The toxicity of Acetic acid, oxo-, sodium salt, reaction products with ethylenediamine and phenol, iron sodium salts (CAS 84539-55-9) towards freshwater microorganisms was investigated in accordance to OECD Guideline 209 / EU Method C11 (BASF SE, 2009). Activated sludge was collected from the aeration tank at a municipal wastewater treatment. Aliquots of the stock solutions with test- or reference substance were pipetted into test vessels and made up with demineralized water to a volume of 150 mL. After that 8 mL synthetic medium were given to the test vessel. To prepare the blank control assays 150 mL of demineralized water and 8 mL synthetic medium were given to the blank control test vessels. The pH-values were measured in all test vessels. An adjustment was not necessary. 42 mL demineralized water were added to each test vessel. After addition of 50 mL of the inoculum suspension (dry weight 7.5 g/L) the incubation was started by aeration of the test vessels with pressure air. The vessels for the blank control assays were prepared according to the same procedure without addition of test- or reference item. After 180 minutes incubation the mixtures in the test vessels were placed subsequently into a closed oxygen measuring cell. As results, an EC50(3h) and EC80(3h) > 1000 mg/L and an EC10(3h): 450 mg/L is reported.

Description of key information

EC10 (3h): 450 mg/L, EC50 (3h) > 1000 mg/L [OECD 209; activated sludge; read-across substance: Fe(Na)EDDHA]

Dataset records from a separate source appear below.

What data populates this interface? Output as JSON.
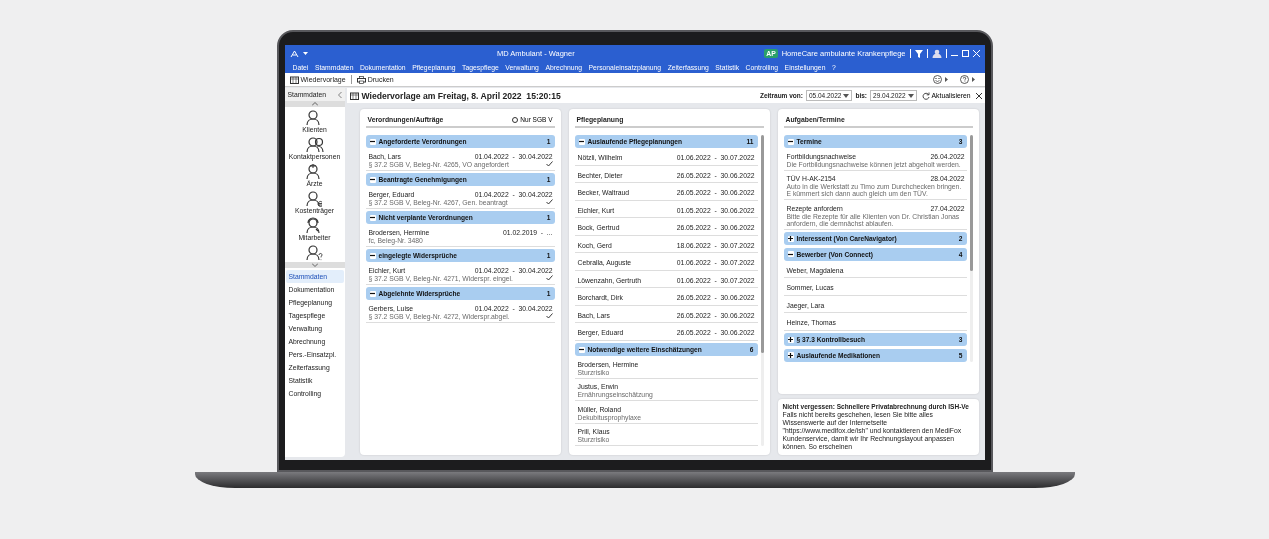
{
  "window": {
    "title": "MD Ambulant - Wagner",
    "company_badge": "AP",
    "company": "HomeCare ambulante Krankenpflege"
  },
  "menu": [
    "Datei",
    "Stammdaten",
    "Dokumentation",
    "Pflegeplanung",
    "Tagespflege",
    "Verwaltung",
    "Abrechnung",
    "Personaleinsatzplanung",
    "Zeiterfassung",
    "Statistik",
    "Controlling",
    "Einstellungen",
    "?"
  ],
  "toolbar": [
    {
      "label": "Wiedervorlage",
      "kind": "calendar"
    },
    {
      "label": "Drucken",
      "kind": "printer"
    }
  ],
  "sidebar": {
    "header": "Stammdaten",
    "icons": [
      {
        "label": "Klienten",
        "kind": "person"
      },
      {
        "label": "Kontaktpersonen",
        "kind": "group"
      },
      {
        "label": "Ärzte",
        "kind": "doctor"
      },
      {
        "label": "Kostenträger",
        "kind": "payer"
      },
      {
        "label": "Mitarbeiter",
        "kind": "staff"
      },
      {
        "kind": "unknown"
      }
    ],
    "nav": [
      {
        "label": "Stammdaten",
        "selected": true
      },
      {
        "label": "Dokumentation",
        "selected": false
      },
      {
        "label": "Pflegeplanung",
        "selected": false
      },
      {
        "label": "Tagespflege",
        "selected": false
      },
      {
        "label": "Verwaltung",
        "selected": false
      },
      {
        "label": "Abrechnung",
        "selected": false
      },
      {
        "label": "Pers.-Einsatzpl.",
        "selected": false
      },
      {
        "label": "Zeiterfassung",
        "selected": false
      },
      {
        "label": "Statistik",
        "selected": false
      },
      {
        "label": "Controlling",
        "selected": false
      }
    ]
  },
  "header": {
    "title": "Wiedervorlage am Freitag, 8. April 2022  15:20:15",
    "from_label": "Zeitraum von:",
    "from": "05.04.2022",
    "to_label": "bis:",
    "to": "29.04.2022",
    "refresh": "Aktualisieren"
  },
  "orders": {
    "title": "Verordnungen/Aufträge",
    "filter": {
      "label": "Nur SGB V",
      "checked": false
    },
    "groups": [
      {
        "title": "Angeforderte Verordnungen",
        "count": "1",
        "expanded": true,
        "items": [
          {
            "name": "Bach, Lars",
            "period": "01.04.2022  -  30.04.2022",
            "detail": "§ 37.2 SGB V, Beleg-Nr. 4265, VO angefordert",
            "done": true
          }
        ]
      },
      {
        "title": "Beantragte Genehmigungen",
        "count": "1",
        "expanded": true,
        "items": [
          {
            "name": "Berger, Eduard",
            "period": "01.04.2022  -  30.04.2022",
            "detail": "§ 37.2 SGB V, Beleg-Nr. 4267, Gen. beantragt",
            "done": true
          }
        ]
      },
      {
        "title": "Nicht verplante Verordnungen",
        "count": "1",
        "expanded": true,
        "items": [
          {
            "name": "Brodersen, Hermine",
            "period": "01.02.2019  -  ...",
            "detail": "fc, Beleg-Nr. 3480",
            "done": false
          }
        ]
      },
      {
        "title": "eingelegte Widersprüche",
        "count": "1",
        "expanded": true,
        "items": [
          {
            "name": "Eichler, Kurt",
            "period": "01.04.2022  -  30.04.2022",
            "detail": "§ 37.2 SGB V, Beleg-Nr. 4271, Widerspr. eingel.",
            "done": true
          }
        ]
      },
      {
        "title": "Abgelehnte Widersprüche",
        "count": "1",
        "expanded": true,
        "items": [
          {
            "name": "Gerbers, Luise",
            "period": "01.04.2022  -  30.04.2022",
            "detail": "§ 37.2 SGB V, Beleg-Nr. 4272, Widerspr.abgel.",
            "done": true
          }
        ]
      }
    ]
  },
  "care_planning": {
    "title": "Pflegeplanung",
    "groups": [
      {
        "title": "Auslaufende Pflegeplanungen",
        "count": "11",
        "expanded": true,
        "items": [
          {
            "name": "Nötzli, Wilhelm",
            "period": "01.06.2022  -  30.07.2022"
          },
          {
            "name": "Bechter, Dieter",
            "period": "26.05.2022  -  30.06.2022"
          },
          {
            "name": "Becker, Waltraud",
            "period": "26.05.2022  -  30.06.2022"
          },
          {
            "name": "Eichler, Kurt",
            "period": "01.05.2022  -  30.06.2022"
          },
          {
            "name": "Bock, Gertrud",
            "period": "26.05.2022  -  30.06.2022"
          },
          {
            "name": "Koch, Gerd",
            "period": "18.06.2022  -  30.07.2022"
          },
          {
            "name": "Cebralla, Auguste",
            "period": "01.06.2022  -  30.07.2022"
          },
          {
            "name": "Löwenzahn, Gertruth",
            "period": "01.06.2022  -  30.07.2022"
          },
          {
            "name": "Borchardt, Dirk",
            "period": "26.05.2022  -  30.06.2022"
          },
          {
            "name": "Bach, Lars",
            "period": "26.05.2022  -  30.06.2022"
          },
          {
            "name": "Berger, Eduard",
            "period": "26.05.2022  -  30.06.2022"
          }
        ]
      },
      {
        "title": "Notwendige weitere Einschätzungen",
        "count": "6",
        "expanded": true,
        "items": [
          {
            "name": "Brodersen, Hermine",
            "detail": "Sturzrisiko"
          },
          {
            "name": "Justus, Erwin",
            "detail": "Ernährungseinschätzung"
          },
          {
            "name": "Müller, Roland",
            "detail": "Dekubitusprophylaxe"
          },
          {
            "name": "Prill, Klaus",
            "detail": "Sturzrisiko"
          }
        ]
      }
    ]
  },
  "tasks": {
    "title": "Aufgaben/Termine",
    "groups": [
      {
        "title": "Termine",
        "count": "3",
        "expanded": true,
        "items": [
          {
            "name": "Fortbildungsnachweise",
            "period": "26.04.2022",
            "detail": "Die Fortbildungsnachweise können jetzt abgeholt werden."
          },
          {
            "name": "TÜV H-AK-2154",
            "period": "28.04.2022",
            "detail": "Auto in die Werkstatt zu Timo zum Durchchecken bringen. E kümmert sich dann auch gleich um den TÜV."
          },
          {
            "name": "Rezepte anfordern",
            "period": "27.04.2022",
            "detail": "Bitte die Rezepte für alle Klienten von Dr. Christian Jonas anfordern, die demnächst  ablaufen."
          }
        ]
      },
      {
        "title": "Interessent (Von CareNavigator)",
        "count": "2",
        "expanded": false
      },
      {
        "title": "Bewerber (Von Connect)",
        "count": "4",
        "expanded": true,
        "items": [
          {
            "name": "Weber, Magdalena"
          },
          {
            "name": "Sommer, Lucas"
          },
          {
            "name": "Jaeger, Lara"
          },
          {
            "name": "Heinze, Thomas"
          }
        ]
      },
      {
        "title": "§ 37.3 Kontrollbesuch",
        "count": "3",
        "expanded": false
      },
      {
        "title": "Auslaufende Medikationen",
        "count": "5",
        "expanded": false
      }
    ]
  },
  "note": {
    "title": "Nicht vergessen: Schnellere Privatabrechnung durch ISH-Ve",
    "text": "Falls nicht bereits geschehen, lesen Sie bitte alles Wissenswerte auf der Internetseite \"https://www.medifox.de/ish\" und kontaktieren den MediFox Kundenservice, damit wir Ihr Rechnungslayout anpassen können. So erscheinen"
  }
}
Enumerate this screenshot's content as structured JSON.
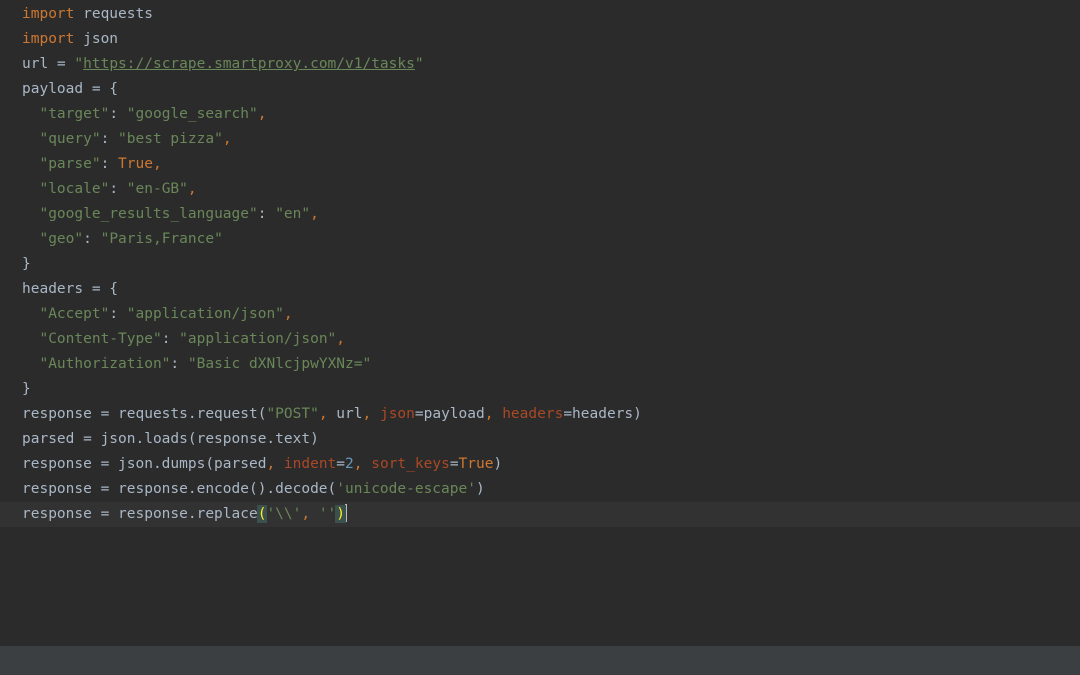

Key value for chemical safety assessment

EC50 for microorganisms:

1 000 mg/L

EC10 or NOEC for microorganisms:

450 mg/L

Additional information

Toxicological effects towards aquatic microorganisms of o-o-EDDHA (CAS16455-61-1) was not investigated experimentally. Read across to the structurally similar substance Fe(Na)EDDHA (CAS 84539-55-9) was performed to fulfill this relevant endpoint under REACH (for further details, please refer to the separate read-across statement).

The toxicity of Fe(Na)EDDHA (CAS 84539-55-9) towards freshwater microorganisms was investigated in accordance to OECD Guideline 209 / EU Method C11 (BASF SE, 2009). Activated sludge was collected from the aeration tank at a municipal waste water treatment. Aliquots of the stock solutions with test- or reference substance were pipetted into test vessels and made up with demineralized water to a volume of 150 mL. After that 8 mL synthetic medium were given to the test vessel. To prepare the blank control assays 150 mL of demineralized water and 8 mL synthetic medium were given to the blank control test vessels. The pH-values were measured in all test vessels. An adjustment was not necessary. 42 mL demineralized water were added to each test vessel. After addition of 50 mL of the inoculum suspension (dry weight 7.5 g/L) the incubation was started by aeration of the test vessels with pressure air. The vessels for the blank control assays were prepared according to the same procedure without addition of test- or reference item. After 180 minutes incubation the mixtures in the test vessels were placed subsequently into a closed oxygen measuring cell. As results, an EC50(3h) and EC80(3h) > 1000 mg/L and an EC10(3h): 450 mg/L is reported.